Menurutnya, setiap persoalan perlu lebih dulu dikomunikasikan agar tidak menimbulkan kesalahpahaman di publik.
“Kalau ada isu di Kota Makassar, sebaiknya teman-teman bisa konsultasi atau berdialog lebih dulu. Itu sejalan dengan agenda kami hari ini bersama Pak Wali, yaitu membicarakan persoalan perkembangan kota melalui ruang dialog,” ujar Alexander.
Ia menegaskan bahwa Cipayung Plus tengah merencanakan sebuah forum dialog publik. Forum tersebut nantinya akan menghadirkan Wali Kota Makassar, bersama masyarakat sebagai audiens utama, agar kebijakan pemerintah bisa tersampaikan secara langsung dan transparan.
“Target audiensnya jelas, yaitu masyarakat Kota Makassar. Kami berharap Pak Wali bisa hadir langsung untuk menyampaikan kebijakan-kebijakan pemkot kepada publik.

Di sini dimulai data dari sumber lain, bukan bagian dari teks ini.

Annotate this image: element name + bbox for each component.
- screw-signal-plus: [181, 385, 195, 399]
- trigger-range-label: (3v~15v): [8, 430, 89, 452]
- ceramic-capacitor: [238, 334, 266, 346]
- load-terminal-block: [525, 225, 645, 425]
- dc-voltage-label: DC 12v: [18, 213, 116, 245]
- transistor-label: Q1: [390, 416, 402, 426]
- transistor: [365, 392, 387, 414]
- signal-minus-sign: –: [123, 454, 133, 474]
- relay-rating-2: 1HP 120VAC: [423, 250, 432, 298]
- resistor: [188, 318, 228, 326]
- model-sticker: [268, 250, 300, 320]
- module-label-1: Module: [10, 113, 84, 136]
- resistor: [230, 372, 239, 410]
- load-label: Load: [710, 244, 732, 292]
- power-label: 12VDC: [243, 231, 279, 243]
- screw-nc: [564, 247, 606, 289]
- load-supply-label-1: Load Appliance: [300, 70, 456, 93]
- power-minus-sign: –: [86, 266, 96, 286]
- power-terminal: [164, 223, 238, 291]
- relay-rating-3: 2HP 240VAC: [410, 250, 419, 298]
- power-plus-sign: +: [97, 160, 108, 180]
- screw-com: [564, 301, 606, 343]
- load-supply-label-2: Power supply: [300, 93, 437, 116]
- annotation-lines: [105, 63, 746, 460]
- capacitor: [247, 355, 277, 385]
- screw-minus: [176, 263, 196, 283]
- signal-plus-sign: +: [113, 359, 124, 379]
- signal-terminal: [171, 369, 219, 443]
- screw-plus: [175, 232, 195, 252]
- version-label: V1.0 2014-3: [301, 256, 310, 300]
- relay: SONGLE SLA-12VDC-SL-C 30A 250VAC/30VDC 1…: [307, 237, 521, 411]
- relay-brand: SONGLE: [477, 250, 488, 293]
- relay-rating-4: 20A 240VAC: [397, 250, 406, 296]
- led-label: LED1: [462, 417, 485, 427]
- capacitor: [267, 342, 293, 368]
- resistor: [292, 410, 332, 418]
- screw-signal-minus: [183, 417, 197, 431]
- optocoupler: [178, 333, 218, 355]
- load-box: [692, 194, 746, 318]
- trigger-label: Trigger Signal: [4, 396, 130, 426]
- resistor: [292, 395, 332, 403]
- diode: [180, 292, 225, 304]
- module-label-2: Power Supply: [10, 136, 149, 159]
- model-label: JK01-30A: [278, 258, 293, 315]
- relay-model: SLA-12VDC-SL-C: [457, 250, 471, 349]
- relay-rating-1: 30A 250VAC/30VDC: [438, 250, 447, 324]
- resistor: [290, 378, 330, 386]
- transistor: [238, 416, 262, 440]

Itu penting sebagai wujud demokrasi berbasis dialog,” jelasnya.
Dalam kesempatan itu, Alexander juga menekankan, mahasiswa seharusnya tidak dicap negatif, sebab gerakan mereka berlandaskan kritik konstruktif yang ingin memperbaiki keadaan.
“Dengan ruang dialog yang terbuka, kami yakin demokrasi di Makassar bisa berjalan lebih bermartabat,” tukasnya.